In a major change in the law, the Court of Appeals for the Federal Circuit (”CAFC”) held in Transcore v. ETC found that covenants not to sue have the same effect on patent exhaustion as a patent license (i.e. a sale permitted under the covenant not to sue would “exhaust” the patent) http://www.cafc.uscourts.gov/opinions/08-1430.pdf.
Consequently, a first sale that falls within the scope of a patentee’s covenant not to sue is considered “authorized” and exhausts the patent with respect to downstream customers and users. This holding is dramatically different from the assumptions of most lawyers. In fact, lawyers frequently use a convenant not to sue rather than a patent license to avoid patent exhaustion.

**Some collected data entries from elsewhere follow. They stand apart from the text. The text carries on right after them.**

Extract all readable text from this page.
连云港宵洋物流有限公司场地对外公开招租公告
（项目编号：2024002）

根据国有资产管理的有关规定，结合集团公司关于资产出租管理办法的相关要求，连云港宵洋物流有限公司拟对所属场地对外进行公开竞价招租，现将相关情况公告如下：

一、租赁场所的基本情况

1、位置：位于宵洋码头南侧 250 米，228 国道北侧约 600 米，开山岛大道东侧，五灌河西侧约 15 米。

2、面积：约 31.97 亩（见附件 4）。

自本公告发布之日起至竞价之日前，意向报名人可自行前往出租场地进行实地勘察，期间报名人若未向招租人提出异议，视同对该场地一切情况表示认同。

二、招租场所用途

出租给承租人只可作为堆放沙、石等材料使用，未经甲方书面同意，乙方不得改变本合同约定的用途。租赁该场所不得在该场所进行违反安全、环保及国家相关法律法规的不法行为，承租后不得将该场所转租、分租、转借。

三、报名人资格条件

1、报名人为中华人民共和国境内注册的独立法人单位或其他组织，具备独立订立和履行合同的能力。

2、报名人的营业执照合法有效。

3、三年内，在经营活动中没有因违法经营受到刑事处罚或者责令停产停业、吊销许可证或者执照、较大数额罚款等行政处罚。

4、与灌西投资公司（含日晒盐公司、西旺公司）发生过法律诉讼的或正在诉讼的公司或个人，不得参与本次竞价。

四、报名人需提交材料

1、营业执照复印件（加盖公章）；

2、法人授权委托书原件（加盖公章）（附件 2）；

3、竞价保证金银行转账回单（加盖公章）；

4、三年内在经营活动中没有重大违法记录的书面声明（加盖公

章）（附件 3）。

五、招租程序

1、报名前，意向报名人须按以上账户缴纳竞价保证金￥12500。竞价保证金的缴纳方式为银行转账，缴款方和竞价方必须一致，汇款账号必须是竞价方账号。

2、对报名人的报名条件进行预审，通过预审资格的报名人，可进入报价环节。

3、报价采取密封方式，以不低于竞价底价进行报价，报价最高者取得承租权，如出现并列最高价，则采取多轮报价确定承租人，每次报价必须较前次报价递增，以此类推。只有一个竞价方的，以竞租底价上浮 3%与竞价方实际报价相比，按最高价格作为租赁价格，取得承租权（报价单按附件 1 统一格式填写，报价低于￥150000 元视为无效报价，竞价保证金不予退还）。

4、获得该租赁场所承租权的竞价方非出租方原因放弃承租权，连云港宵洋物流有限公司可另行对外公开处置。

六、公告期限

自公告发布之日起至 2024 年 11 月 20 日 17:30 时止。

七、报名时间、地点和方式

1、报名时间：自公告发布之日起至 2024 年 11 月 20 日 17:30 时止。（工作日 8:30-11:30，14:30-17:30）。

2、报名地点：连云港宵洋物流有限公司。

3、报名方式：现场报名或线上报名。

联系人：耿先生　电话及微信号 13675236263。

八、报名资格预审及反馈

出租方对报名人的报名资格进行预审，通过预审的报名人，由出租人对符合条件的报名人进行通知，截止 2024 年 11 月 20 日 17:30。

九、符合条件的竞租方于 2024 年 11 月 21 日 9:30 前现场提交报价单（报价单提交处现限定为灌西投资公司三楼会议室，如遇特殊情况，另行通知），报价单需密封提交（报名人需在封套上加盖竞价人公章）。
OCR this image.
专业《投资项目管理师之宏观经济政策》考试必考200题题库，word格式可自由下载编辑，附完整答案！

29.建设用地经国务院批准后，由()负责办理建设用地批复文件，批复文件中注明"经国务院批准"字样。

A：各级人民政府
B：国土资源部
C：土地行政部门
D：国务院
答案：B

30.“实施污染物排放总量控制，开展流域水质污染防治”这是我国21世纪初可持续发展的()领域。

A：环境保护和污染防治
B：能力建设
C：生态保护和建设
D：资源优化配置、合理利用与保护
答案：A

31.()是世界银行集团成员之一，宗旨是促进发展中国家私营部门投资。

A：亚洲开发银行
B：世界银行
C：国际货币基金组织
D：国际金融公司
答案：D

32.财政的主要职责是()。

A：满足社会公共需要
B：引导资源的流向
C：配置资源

This issue is very important for software licensors, both commercial and open source, because they must now rethink their approach to patent licensing. For example, Red Hat used covenants not to sue in its Firestar settlement to cover certain parts of its ecosystem http://www.redhat.com/f/pdf/blog/patent_settlement_agreement.pdf. This decision means that lawyers need to review their existing agreements to see how this change will effect the rights of their clients. They also need to be much more careful about drafting patent agreements.
Another troubling aspect of the Transcore decision is its finding the covenant not to sue applied to a patent not yet issued at the time of the settlement on the basis of the theory of “legal estoppel.”